Hash Table Shootout!
It’s gratifying to see GHashTable faring not-too-badly against an assortment of other hash table implementations in Nick Welch’s excellent benchmarks. I did some work on this previously, but there’s at least one thing that can still be done to reduce its memory footprint on 64-bit architectures. The table is a big array of structs that look like this:
struct _GHashNode
{
gpointer key;
gpointer value;
guint key_hash;
};
The key_hash is useful, as it lets us skip over mismatches and resize the hash table quickly - and on a 32-bit arch, it adds only 4 bytes to every entry, for a total of 12 bytes. However, on a 64-bit arch, it causes entries to be padded so that each entry starts on a multiple of 8 bytes. That wastefulness can be remedied by packing key_hash values in a separate array - as a bonus, entry size becomes a power of two, which means offsets into the array can be calculated using a single shift. On the downside, we’ll incur the added overhead of maintaining two arrays and accessing an extra cache line for each lookup. I suspect it’s still worth it, though.
A couple of open questions/comments on the benchmarks themselves:
- Google’s dense_hash_map is suspiciously fast at integer deletion - is it shrinking the hash table at all, re-inserting the remaining items as it should? Or does it have some other trick up its sleeve?
- How robust are the different strategies with respect to poorly distributed keys? E.g. N*2^M spaced integers: 1024, 2048, 3072, 4096, etc.
- How about poor hash functions supplied by the API user? GHashTable attempts to tackle this by calculating the initial array index modulo a prime number, before applying a quadratic modulo on subsequent probes (faster, and required for quadratic probing).
- What’s the per-table overhead? How much memory will, say, some 100.000 tables with <100 items each consume? This is not uncommon in practice - nested hashes are often used to store complex properties, and given suitably large working sets, this can become a significant factor for some programs.
- Are the approaches affected by memory fragmentation? Do they cause it? This is hard to measure; maybe many tables could be grown simultaneously in the same address space.
Nice report indeed, and great to see glib’s hash tables are top ranking…
… but (yes, there’s always a but)… that guy didn’t compare the overwhelming usage which is done of hash tables, that is searching for entries. Various parts of GObject make heavy use of it (GDataList, GParamSpec), so does evolution.
I’d love to see some reports/pointers/ideas on how retrieval could be speeded up (if possible).
Edward: Both insertion and deletion also imply a search operation (to find the element that is being inserted or deleted). But you’re right in that maybe searches should be weighted differently relative to the other operations.
You ask if google’s hash tables actually shrink the table on deletion: the answer is no. But it is shrinked on first insertion after all deletes. Smart isn’t it?

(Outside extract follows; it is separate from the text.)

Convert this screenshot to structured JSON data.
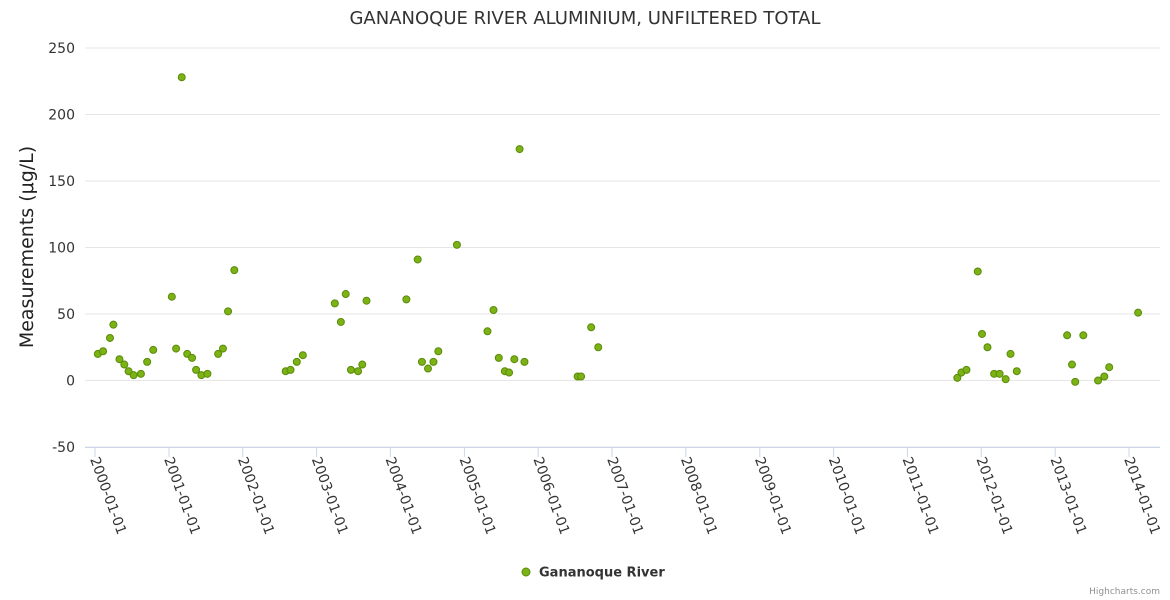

Quoted from http://google-sparsehash.googlecode.com/svn/trunk/doc/implementation.html :
The “too empty” value is not necessary for performance but helps with space use. It’s rare for hashtable implementations to check this value at insert() time — after all, how will inserting cause a hashtable to get too small? However, the sparse_hash_set implementation never resizes on erase(); it’s nice to have an erase() that does not invalidate iterators. Thus, the first insert() after a long string of erase()s could well trigger a hashtable shrink.
Actually, as long as glib uses void* for generic typing, it will suffer performance problems, both in speed and in memory, when the key is simple (e.g. an integer), because glib has to waste the space for a pointer and retrieving the value from the pointer also causes overhead. If performance is a concern, glib is not a good choice.
attractivechaos: If you’re storing e.g. 32-bit integers on a 64-bit platform, that’s true. GHashTable is a generic implementation that allows you to hash complex data structures if you wish; you could always write a faster, specialized implementation for a single data type.
In fact, once you’re rolling your own, you might as well compile it directly into your application and inline function calls as appropriate. I expect that’d make it faster still.
However, most C application developers prefer not to spend their time on that, and the numbers show that for them, GHashTable strikes a very acceptable balance between performance and convenience.